- Born: Edward F. Younger 1898
- Died: August 6, 1942 (aged 43–44) Chicago, Illinois, U.S.
- Buried: Arlington National Cemetery
- Allegiance: United States
- Branch: United States Army
- Service years: 1917 - 1922
- Rank: Sergeant
- Conflicts: World War I
- Spouse: Agnes Anna Younger

= Edward F. Younger =

United States Army soldier

Edward F. Younger (c. 1898 – August 6, 1942) was the American United States Army soldier selected to choose the body that would become the American Unknown Soldier, representing all of those who were lost by the United States during World War I.

Younger enlisted in the Army in February 1917 and took part as an infantry sergeant in major engagements, including at Chateau-Thierry, St. Mihiel, the Somme Offensive, and the Meuse-Argonne Offensive. He was wounded twice, receiving the Purple Heart, and was highly decorated for valor with the Distinguished Service Cross. He then re-enlisted in 1919 and was stationed with the 15th Infantry, Army of Occupation, Mayen, Germany, when Washington officials named him as one of six soldiers to go to France to select the Unknown Soldier.

On Memorial Day 1921, four unknowns (U.S. soldiers killed in combat who were not identifiable) were exhumed from four World War I American cemeteries in France. Younger selected the Unknown Soldier of World War I from four identical caskets at the city hall in Châlons-en-Champagne, France, on October 24, 1921. Younger selected the unknown by placing a spray of white roses on one of the caskets. He chose the third casket from the left. The chosen unknown soldier was transported to the United States aboard USS Olympia. The other remains were interred in the Meuse Argonne Cemetery, France.

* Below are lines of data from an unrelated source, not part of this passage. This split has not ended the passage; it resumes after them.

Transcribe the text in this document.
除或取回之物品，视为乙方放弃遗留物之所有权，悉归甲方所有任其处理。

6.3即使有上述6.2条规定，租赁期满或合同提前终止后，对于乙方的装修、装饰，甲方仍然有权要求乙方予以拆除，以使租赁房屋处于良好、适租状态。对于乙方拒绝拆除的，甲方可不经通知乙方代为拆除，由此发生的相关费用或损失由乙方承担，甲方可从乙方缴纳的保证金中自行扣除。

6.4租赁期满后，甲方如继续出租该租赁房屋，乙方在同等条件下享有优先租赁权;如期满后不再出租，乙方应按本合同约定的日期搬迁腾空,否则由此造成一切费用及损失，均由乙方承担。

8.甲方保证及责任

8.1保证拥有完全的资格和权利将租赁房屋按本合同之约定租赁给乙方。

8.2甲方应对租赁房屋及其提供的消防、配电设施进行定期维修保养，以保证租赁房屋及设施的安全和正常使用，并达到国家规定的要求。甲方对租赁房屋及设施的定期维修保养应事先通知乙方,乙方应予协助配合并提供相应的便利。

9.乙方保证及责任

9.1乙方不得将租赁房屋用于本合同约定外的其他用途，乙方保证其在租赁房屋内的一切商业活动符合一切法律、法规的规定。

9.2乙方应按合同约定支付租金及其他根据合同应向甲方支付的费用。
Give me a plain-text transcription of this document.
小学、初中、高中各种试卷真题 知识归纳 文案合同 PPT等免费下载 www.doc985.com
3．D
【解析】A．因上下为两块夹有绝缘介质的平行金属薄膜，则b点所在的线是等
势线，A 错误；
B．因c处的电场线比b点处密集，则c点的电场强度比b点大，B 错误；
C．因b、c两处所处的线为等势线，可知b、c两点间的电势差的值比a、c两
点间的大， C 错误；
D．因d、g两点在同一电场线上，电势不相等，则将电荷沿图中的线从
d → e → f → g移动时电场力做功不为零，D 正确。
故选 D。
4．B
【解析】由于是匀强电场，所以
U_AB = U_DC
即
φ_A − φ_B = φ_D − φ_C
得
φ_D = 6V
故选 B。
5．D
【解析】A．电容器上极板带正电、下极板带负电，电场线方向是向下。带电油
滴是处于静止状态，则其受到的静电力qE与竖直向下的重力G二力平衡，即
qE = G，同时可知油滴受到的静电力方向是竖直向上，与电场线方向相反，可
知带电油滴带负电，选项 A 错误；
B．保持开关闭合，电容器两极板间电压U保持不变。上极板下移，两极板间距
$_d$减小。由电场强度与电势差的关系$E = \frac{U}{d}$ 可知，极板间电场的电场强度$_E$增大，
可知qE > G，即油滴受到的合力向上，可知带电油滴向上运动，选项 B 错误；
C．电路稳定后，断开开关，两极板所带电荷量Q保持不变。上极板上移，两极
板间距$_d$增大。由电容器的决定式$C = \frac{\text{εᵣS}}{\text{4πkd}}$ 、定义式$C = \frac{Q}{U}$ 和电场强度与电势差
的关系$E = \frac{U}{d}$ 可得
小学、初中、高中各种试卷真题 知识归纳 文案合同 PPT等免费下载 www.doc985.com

For many years Younger spoke publicly about the event. In his own words, as he told the story to civic and veterans groups, in an average of one a week from the time, this is what happened:

"At first it was an idea that we (the six soldiers) were to be just pallbearers, but when we lined up in the little makeshift chapel, Major Harbold, the officer in charge of grave registrations, told us, 'One of you men is to be given the honor of selecting the body of the Unknown Soldier.' He had a large bouquet of pink and white roses in his arms. He finally handed the roses to me. I was left alone in the chapel. There were four coffins, all unnamed and unmarked. The one that I placed the roses on was the one brought home and placed in the national shrine. I walked around the coffins three times, then suddenly I stopped. What caused me to stop, I don't know, it was as though something had pulled me. I placed the roses on the coffin in front of me. I can still remember the awed feeling that I had, standing there alone."

Younger, who was from Chicago, Illinois, completed his service with the Army in 1922 then began working for the U.S. Postal Service.

Younger died of a heart attack in Chicago, Illinois, on August 6, 1942. He was interred in Section 18 of Arlington National Cemetery. National officers of the American Legion and Veterans of Foreign Wars accompanied the coffin to the cemetery.

==See also==
- Maria Bergamas, the Italian mother that chose a body for the unknown soldier of Italy.